Comme mentionné dans un roman précédent, Le livre des illusions, écrit en 2002, l'écriture austérienne n'est qu'une mystification de la réalité. Les apparences sont trompeuses et Brooklyn Follies tente à démontrer à travers son intrigue qu'il ne faut pas faire confiance aux pouvoirs du langage. Seuls les silences remplissent les vides de ce qui n'est pas possible d'écrire.
Brooklyn Folies est un roman souvent malmené. On lui reproche sa superficialité et son hymne voulu aux gens ordinaires. Ce sont les dernières phrases du roman qui donnent toute la dimension à l'intrigue. Auster évoque en quelques mots le 11 septembre et le trauma. Plus rien après ne sera jamais comme avant, alors célébrons les petites choses de notre vie.
"Mais pour l'instant, il était encore huit heures et je marchais dans l'avenue sous ce ciel d'un bleu éclatant, heureux, mes amis, aussi heureux qu'homme le fut jamais en ce monde".
Prenons donc plaisir à suivre les aventures de Nathan Glass, en rémission d'un cancer, à la retraite, en compagnie de son neveu Tom Wood. Au vu de leur passé respectif, les deux hommes aspirent à trouver l'Hôtel Existence où ils pourront y couler des jours heureux. Cet hôtel est à la fois un refuge utopique et un mythe. Peut-il vraiment exister, un complexe architectural comme ils pensent avoir trouvé à un moment, ou un refuge cérébral pour se préserver ?
"C'est à propos des mondes sans existence (...) Une étude des refuges intérieurs, une carte des lieux où vont les hommes quand la vie dans le monde réel n'est plus possible".

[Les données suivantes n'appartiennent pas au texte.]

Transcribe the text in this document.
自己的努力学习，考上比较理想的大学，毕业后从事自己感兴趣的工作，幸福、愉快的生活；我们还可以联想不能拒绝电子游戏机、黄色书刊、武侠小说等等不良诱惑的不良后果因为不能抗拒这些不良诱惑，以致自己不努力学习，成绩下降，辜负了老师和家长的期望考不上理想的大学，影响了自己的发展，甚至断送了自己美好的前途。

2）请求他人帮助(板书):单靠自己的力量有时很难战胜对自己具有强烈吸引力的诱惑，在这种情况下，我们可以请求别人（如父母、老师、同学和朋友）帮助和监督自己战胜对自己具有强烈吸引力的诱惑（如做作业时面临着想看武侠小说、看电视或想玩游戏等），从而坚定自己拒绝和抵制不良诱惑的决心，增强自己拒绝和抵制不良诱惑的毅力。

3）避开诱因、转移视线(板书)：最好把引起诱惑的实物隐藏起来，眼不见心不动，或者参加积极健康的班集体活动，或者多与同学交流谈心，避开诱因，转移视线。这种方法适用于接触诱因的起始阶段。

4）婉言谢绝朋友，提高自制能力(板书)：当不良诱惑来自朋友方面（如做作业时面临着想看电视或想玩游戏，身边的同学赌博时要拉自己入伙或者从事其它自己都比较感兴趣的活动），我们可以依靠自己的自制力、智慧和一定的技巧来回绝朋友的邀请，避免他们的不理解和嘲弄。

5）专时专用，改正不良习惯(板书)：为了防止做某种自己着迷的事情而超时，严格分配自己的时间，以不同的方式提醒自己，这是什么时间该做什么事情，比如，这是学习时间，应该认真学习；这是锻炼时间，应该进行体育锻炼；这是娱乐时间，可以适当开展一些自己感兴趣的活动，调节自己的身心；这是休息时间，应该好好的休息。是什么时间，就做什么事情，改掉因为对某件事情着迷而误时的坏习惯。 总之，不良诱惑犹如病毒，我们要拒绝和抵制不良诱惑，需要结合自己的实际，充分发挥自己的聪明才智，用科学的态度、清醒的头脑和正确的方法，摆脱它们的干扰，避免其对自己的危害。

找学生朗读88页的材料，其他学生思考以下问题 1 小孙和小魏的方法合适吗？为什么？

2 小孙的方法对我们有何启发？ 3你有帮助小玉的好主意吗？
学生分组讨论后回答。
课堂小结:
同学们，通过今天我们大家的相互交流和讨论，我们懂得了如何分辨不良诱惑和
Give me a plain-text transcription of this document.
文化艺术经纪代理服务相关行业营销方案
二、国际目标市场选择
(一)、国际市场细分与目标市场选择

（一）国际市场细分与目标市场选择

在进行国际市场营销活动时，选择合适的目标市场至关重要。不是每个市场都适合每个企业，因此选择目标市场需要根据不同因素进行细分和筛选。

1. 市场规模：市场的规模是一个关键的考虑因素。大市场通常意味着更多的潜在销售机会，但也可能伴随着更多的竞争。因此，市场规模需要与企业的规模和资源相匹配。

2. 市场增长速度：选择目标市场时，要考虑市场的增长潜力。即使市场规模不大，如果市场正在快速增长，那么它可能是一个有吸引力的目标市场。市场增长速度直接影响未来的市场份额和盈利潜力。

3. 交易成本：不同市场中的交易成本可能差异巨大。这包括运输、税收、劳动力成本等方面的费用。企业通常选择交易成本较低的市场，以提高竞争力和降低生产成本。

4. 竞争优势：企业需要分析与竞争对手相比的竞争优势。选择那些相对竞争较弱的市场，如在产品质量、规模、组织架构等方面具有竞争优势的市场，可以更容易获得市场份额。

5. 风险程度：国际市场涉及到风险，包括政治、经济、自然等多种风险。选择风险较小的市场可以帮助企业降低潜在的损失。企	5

Se préserver de quoi ? La vie est faite de faux semblants, d'illusions. D'ailleurs Nathan et Tom en sont les témoins, tous les deux amis avec Harry, dont la richesse émane d'affaires douteuses de contrefaçon. Encore une connexion étrange austérienne. Ces deux là sont en connexion avec un homme tellement loin de leur monde, un mystificateur en chef de la réalité, un créateur d'un nouveau réel qui lui convient le mieux.
Nathan Glass, écrivain en devenir du Livre de la folie humaine, enfin il aimerait pouvoir l'écrire, fait écho avec Mr Blank, anti-héros de Dans le scriptorium, écrit en 2005, enfermé dans un chambre, contraint plus ou moins de lire un manuscrit dont le contenu lui fait peur.
" Ce ne sont que des mots, se dit-il, et depuis quand les mots ont-ils le pouvoir d'inspirer à un homme un effroi quasi mortel" ?
Cet autre roman de Paul Auster marque, à mon avis, un tournant dans son œuvre. La narration lisse et légère qu'on trouvait parfois a complètement disparu pour un ton plus grave, plus compact aussi dans sa structure. Dans le scriptorium est une pause dans l'œuvre austérienne. On y retrouve les personnages manquants des romans précédents qui défilent (ou non) auprès de Blank, grand responsable de leur destin selon toute vraisemblance. La page 52 décrit les photos dont Blank dispose et le lecteur d'Auster y reconnaîtra bon nombre des ses personnages de fiction.
Blank cherche à mettre du sens à sa réalité quotidienne, mais elle se dérobe sans cesse à cause des médicaments croit-il, seulement n'est-elle pas finalement la preuve que réalité et langage sont deux choses différentes ? D'ailleurs le manuscrit - Neverland - qu'il lit, et qui fait écho au Voyage d'Anna Blume est une variation de ce que décide Blank. Il est l'auteur, le mystificateur en chef. Les photos ne mentent pas, l'écriture oui.
"Les photographies ne mentent pas, mais elles ne racontent pas non plus toute l'histoire".
L'écrivain, pourvoyeur de réel, créateur de langage, devient un démiurge. Grâce à lui, ses personnages ont immortels et transmettent la fiction.
"Sans lui, nous ne sommes rien, et le paradoxe, c'est que nous, les chimères du cerveau d'un autre, nous survivrons au cerveau qui nous a fabriqués, car une fois lancés dans le monde, nous continuons à exister à jamais et on continue à raconter nos histoires, même après notre mort".
La conclusion est limpide, peut-être arbitraire, mais simple.
"Quand quelqu'un a la chance de vivre dans une histoire, de vivre dans un monde imaginaire, les peines de ce monde-ci disparaissent. Tant que l'histoire continue, la réalité n'existe plus". (Brooklyn Follies)
La littérature est un refuge, un remède existentiel.